Stavolta voleva fare il «macho» a spese dell’Inter

Colpevole, magari per troppo amore nei confronti della maglia che da 7 anni indossa come una seconda pelle, ma colpevole. In alcune situazioni l’amor proprio, anche se misto alla passione, deve lasciare il passo alla ragione, all’equilibrio, alla causa comune. Ma figuratevi se Marco Materazzi poteva permettersi questi ragionamenti alla mezz’ora della ripresa, con il rigore del possibile successo sul Siena. In quei momenti ha creduto di chiudere l’avventura in nerazzurro (perché se ne andrà dall’Inter, vedrete) ponendo la sua inconfondibile firma sul risultato. C’era riuscito un anno fa nella città del Palio, e fu scudetto, perché non avrebbe dovuto ripetersi con la squadra toscana davanti al suo pubblico? La trance agonistica lo ha indotto ad agire d’istinto. Che il rigore ci fosse o non ci fosse, non gli importava affatto. A lui interessava batterlo, fare gol e correre come un invasato accanto alla bandierina del calcio d’angolo baciando un lembo della maglia. Chissà se nella sua testa si era immaginato la scena. Di qui la voglia di portare via il pallone a Cruz, che l’aveva già sottobraccio e si accingeva a compiere uno dei riti più dannati del calcio. Ne sanno qualcosa Platini, Maradona e Baggio. Mai e poi mai avrebbe immaginato di sbagliare quel rigore, il decimo accordato all’Inter in questo balordo campionato, il primo a sapere di fiele.
A 13 minuti dal 90’ la sorte gli ha voltato le spalle fregandosene altamente di quanto aveva scritto Pier Paolo Pasolini in un capitolo dedicato a Picasso: «Bisogna essere folli per essere chiari». Materazzi lo è stato, ma gli è andata buca. Se avesse recuperato un barlume di lucidità, si sarebbe reso conto di trovarsi nel posto sbagliato nel giorno sbagliato. Altrimenti non avrebbe preso una traversa, dato l’avvio al pareggio del Siena con un fallaccio su Locatelli, respinto il tiro di Cruz destinato in rete. Poi il rigore calciato mollemente, nulla da spartire con quello segnato nella finale mondiale di Berlino. E poco conta che anche un anno fa non toccava a lui l’incombenza di calciare il rigore a Siena. Allora il clima era diverso, mancavano cinque giornate alla conclusione del campionato e bastava Mancini a mettere ordine nello spogliatoio.
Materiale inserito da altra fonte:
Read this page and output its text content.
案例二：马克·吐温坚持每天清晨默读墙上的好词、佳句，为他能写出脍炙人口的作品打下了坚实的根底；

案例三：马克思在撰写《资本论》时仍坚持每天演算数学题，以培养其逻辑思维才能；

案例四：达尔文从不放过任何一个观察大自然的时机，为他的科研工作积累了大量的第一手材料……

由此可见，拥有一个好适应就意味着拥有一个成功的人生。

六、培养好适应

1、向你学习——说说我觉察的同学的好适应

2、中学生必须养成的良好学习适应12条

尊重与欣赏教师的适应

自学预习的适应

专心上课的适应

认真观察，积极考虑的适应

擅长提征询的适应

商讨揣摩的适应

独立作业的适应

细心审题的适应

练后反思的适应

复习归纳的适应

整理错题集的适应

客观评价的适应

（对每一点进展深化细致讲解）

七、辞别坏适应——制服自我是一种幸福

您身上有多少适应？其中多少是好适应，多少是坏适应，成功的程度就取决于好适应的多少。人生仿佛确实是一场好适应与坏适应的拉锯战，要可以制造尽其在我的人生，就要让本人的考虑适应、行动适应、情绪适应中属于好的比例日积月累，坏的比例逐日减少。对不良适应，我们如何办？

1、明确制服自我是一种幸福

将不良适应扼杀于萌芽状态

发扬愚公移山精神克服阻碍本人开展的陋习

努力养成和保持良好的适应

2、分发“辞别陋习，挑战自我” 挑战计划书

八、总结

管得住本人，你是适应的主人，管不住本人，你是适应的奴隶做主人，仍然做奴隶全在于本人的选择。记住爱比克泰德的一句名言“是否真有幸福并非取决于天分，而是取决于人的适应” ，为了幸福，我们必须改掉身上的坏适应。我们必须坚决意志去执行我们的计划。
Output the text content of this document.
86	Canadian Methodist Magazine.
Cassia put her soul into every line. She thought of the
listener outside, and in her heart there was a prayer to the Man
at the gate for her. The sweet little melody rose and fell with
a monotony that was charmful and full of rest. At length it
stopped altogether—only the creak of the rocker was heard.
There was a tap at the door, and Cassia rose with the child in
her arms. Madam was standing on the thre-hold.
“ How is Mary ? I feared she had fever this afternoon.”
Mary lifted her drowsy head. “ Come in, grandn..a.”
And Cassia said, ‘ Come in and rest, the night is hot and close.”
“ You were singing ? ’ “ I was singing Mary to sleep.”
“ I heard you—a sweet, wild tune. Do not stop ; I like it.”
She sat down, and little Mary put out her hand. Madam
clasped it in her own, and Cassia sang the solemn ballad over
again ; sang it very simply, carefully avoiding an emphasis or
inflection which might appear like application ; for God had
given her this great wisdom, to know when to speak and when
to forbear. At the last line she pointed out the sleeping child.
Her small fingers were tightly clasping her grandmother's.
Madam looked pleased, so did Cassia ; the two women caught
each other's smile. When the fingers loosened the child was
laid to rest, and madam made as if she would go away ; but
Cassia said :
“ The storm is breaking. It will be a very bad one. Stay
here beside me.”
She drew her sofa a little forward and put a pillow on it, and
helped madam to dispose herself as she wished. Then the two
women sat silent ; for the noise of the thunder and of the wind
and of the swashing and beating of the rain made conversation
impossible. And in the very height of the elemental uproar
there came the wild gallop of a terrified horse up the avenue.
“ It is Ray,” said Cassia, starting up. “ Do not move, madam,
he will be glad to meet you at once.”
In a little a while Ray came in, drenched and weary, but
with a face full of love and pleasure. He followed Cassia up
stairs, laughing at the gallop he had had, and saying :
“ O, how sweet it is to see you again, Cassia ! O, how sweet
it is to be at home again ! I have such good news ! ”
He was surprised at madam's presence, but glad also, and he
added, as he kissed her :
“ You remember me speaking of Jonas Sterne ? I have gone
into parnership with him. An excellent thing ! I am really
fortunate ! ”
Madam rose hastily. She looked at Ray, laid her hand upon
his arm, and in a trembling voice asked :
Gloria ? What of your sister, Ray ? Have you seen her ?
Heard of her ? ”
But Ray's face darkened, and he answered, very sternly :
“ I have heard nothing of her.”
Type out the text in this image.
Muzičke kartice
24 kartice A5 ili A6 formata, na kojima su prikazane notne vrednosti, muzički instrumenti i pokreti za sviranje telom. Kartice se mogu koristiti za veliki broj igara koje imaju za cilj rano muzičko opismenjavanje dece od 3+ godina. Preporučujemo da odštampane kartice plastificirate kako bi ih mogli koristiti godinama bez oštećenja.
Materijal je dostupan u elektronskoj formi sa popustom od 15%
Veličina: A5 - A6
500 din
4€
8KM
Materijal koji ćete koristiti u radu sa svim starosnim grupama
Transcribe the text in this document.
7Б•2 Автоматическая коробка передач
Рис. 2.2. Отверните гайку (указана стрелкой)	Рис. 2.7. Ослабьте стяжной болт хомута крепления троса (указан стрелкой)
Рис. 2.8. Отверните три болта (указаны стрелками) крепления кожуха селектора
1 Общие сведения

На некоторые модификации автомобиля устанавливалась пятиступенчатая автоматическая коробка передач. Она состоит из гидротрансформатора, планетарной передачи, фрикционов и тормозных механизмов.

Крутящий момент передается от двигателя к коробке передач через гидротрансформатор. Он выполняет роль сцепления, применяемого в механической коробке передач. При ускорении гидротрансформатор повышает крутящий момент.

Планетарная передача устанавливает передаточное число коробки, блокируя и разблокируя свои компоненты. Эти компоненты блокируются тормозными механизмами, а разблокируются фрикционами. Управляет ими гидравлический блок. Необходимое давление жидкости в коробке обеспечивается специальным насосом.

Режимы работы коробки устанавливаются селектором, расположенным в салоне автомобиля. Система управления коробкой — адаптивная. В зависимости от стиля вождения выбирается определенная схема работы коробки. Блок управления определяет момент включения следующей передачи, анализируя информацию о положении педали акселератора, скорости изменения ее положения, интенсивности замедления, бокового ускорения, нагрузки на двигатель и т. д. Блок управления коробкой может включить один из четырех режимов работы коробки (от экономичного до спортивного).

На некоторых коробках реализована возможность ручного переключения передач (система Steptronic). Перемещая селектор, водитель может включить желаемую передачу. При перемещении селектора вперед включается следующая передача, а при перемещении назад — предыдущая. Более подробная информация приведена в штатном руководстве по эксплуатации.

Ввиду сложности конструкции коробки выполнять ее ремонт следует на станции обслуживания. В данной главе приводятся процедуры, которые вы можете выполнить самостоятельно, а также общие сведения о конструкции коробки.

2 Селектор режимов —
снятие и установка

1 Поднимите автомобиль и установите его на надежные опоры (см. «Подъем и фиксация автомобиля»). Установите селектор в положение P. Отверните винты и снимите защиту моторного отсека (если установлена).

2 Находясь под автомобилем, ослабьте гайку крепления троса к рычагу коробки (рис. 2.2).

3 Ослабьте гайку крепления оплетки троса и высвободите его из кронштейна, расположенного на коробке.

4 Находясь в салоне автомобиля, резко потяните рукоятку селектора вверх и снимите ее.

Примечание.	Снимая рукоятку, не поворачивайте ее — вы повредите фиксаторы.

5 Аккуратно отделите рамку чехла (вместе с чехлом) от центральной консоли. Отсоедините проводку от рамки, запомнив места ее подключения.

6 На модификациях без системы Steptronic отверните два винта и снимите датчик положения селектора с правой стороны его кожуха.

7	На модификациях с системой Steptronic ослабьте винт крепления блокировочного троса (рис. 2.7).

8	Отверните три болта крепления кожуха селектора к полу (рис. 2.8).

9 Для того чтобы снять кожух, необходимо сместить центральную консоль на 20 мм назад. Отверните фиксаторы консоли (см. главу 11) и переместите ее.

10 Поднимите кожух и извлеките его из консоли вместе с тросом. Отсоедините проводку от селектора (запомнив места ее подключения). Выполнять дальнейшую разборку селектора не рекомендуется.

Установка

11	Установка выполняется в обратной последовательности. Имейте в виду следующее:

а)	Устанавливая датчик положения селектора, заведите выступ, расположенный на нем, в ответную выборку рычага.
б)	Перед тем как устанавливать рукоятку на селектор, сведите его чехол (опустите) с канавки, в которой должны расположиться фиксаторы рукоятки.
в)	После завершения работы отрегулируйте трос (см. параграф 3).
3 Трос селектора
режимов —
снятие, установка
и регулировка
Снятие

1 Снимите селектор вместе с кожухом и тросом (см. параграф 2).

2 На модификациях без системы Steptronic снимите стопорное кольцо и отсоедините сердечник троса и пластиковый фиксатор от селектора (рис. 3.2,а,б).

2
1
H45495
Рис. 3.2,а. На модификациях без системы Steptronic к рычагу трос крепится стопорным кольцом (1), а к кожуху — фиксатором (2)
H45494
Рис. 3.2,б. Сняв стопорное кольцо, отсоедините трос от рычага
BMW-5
Adesso ci vorrebbe uno psicologo di chiara fama per sconfiggere l’ansia che divora tecnici, giocatori, dirigenti e tifosi nerazzurri dopo i due match-balls gettati al vento con Milan e Siena. Lo testimoniano i sondaggi che danno favorita la Roma sull’Inter.
Materazzi colpevole, quindi, di leso scudetto. Ma va aggiunto che s’è trovato in buona compagnia quando ha voluto dimostrare di essere il più «macho» del bigoncio. Nessuno l’ha contrastato. O meglio nessuno ha avuto il coraggio di dirgli a brutto muso: «Lascia il pallone a Cruz, è lui il rigorista».

Solo Mancini, percependo sinistre congiunture dentro di sé, ha cominciato ad agitarsi. Ma non è bastato. E adesso Matrix, insultato dagli ultras nerazzurri, è diventato l’idolo di quelli rossoneri. E se cambiasse sponda?